Chillwave: a momentary microgenre that ushered in the age of nostalgia

Delivered... Emilie Friedlander | Scene | Wed 21 Aug 2019 11:59 am

In a summer riven by financial meltdown, a niche trend for lo-fi retro pop couldn’t have seemed more trivial. Yet it was the first sign of a generation fleeing to the past to escape a bleak future

When I think of the so-called “summer of chillwave”, I remember sitting at a desk in a giant office in midtown Manhattan, shivering in the air conditioning and listening to songs about the beach. It was June 2009 – the summer after the sub-prime mortgage collapse had precipitated what was then the largest single-day point drop in Dow Jones history – and I was a recent graduate, working an entry-level temp job in the library of a corporate law firm. Whenever I wasn’t helping summer associates (or secretly updating my music blog), I was listening to Sun Was High (So Was I), a shoddily recorded love song full of fried guitar chords and easy-breezy rhymes by a little-known Los Angeles rock band called Best Coast fronted by stoner Bethany Cosentino. At a time when I couldn’t stop worrying about the future, its apparent effortlessness was soothing, like a blurred dispatch from an endless teenage beach hang where all you have to worry about is the sand getting in your fries and your crush not returning your texts: “Watched the cars go by / The sun was high / And so was I.”

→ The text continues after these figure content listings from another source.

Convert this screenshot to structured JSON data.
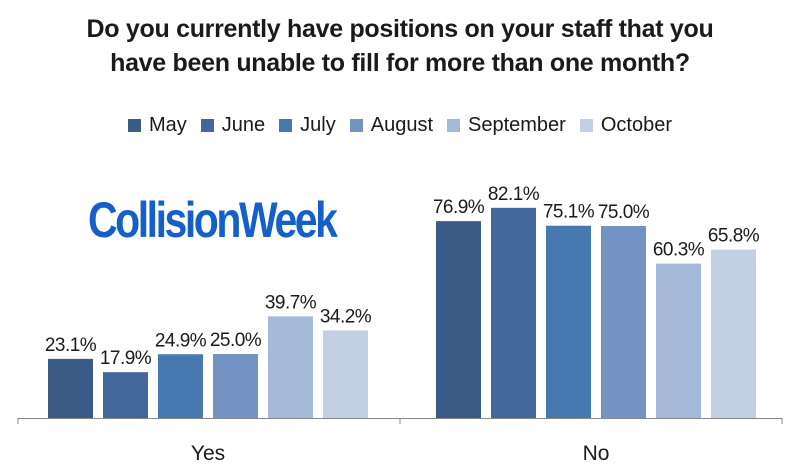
{
  "title_lines": [
    "Do you currently have positions on your staff that you",
    "have been unable to fill for more than one month?"
  ],
  "logo_text": "CollisionWeek",
  "colors": {
    "logo": "#1560c8",
    "axis": "#888888",
    "series": [
      "#3b5b87",
      "#44679b",
      "#4878b0",
      "#7393c3",
      "#a5b9d8",
      "#c3cfe3"
    ]
  },
  "chart_data": {
    "type": "bar",
    "categories": [
      "Yes",
      "No"
    ],
    "series": [
      {
        "name": "May",
        "values": [
          23.1,
          76.9
        ]
      },
      {
        "name": "June",
        "values": [
          17.9,
          82.1
        ]
      },
      {
        "name": "July",
        "values": [
          24.9,
          75.1
        ]
      },
      {
        "name": "August",
        "values": [
          25.0,
          75.0
        ]
      },
      {
        "name": "September",
        "values": [
          39.7,
          60.3
        ]
      },
      {
        "name": "October",
        "values": [
          34.2,
          65.8
        ]
      }
    ],
    "data_labels": [
      [
        "23.1%",
        "76.9%"
      ],
      [
        "17.9%",
        "82.1%"
      ],
      [
        "24.9%",
        "75.1%"
      ],
      [
        "25.0%",
        "75.0%"
      ],
      [
        "39.7%",
        "60.3%"
      ],
      [
        "34.2%",
        "65.8%"
      ]
    ],
    "title": "Do you currently have positions on your staff that you have been unable to fill for more than one month?",
    "ylim": [
      0,
      100
    ],
    "legend_position": "top",
    "grid": false
  }
}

It was the first song to give me that sensation. By the following month, it had a name. “Feel like I might call it ‘chill wave’ music in the future,” proclaimed the pseudonymous blogger Carles in a 27 July post on Hipster Run-Off, writing in character as the microgenre-obsessed creator of an mp3 blog that doubled as a satire of the proudly amateurish music writing bubbling up at the time. The tag described a new crop of melodic dream-pop artists such as Washed Out, Neon Indian, and Memory Cassette – artists that on paper were very different from a rock group like Best Coast, with an emphasis on cheesy-sounding old synths, vintage drum machines and an expressively degraded, echo-and-reverb-laden production aesthetic. But the spirit of the music – its delirious lo-fidelity, its fondness for the obsolete formats of our youth – was the same: “Feel like chillwave is supposed to sound like something that was playing in the background of ‘an old VHS cassette that u found in ur attic from the late 80s/early 90s,’” Carles wrote.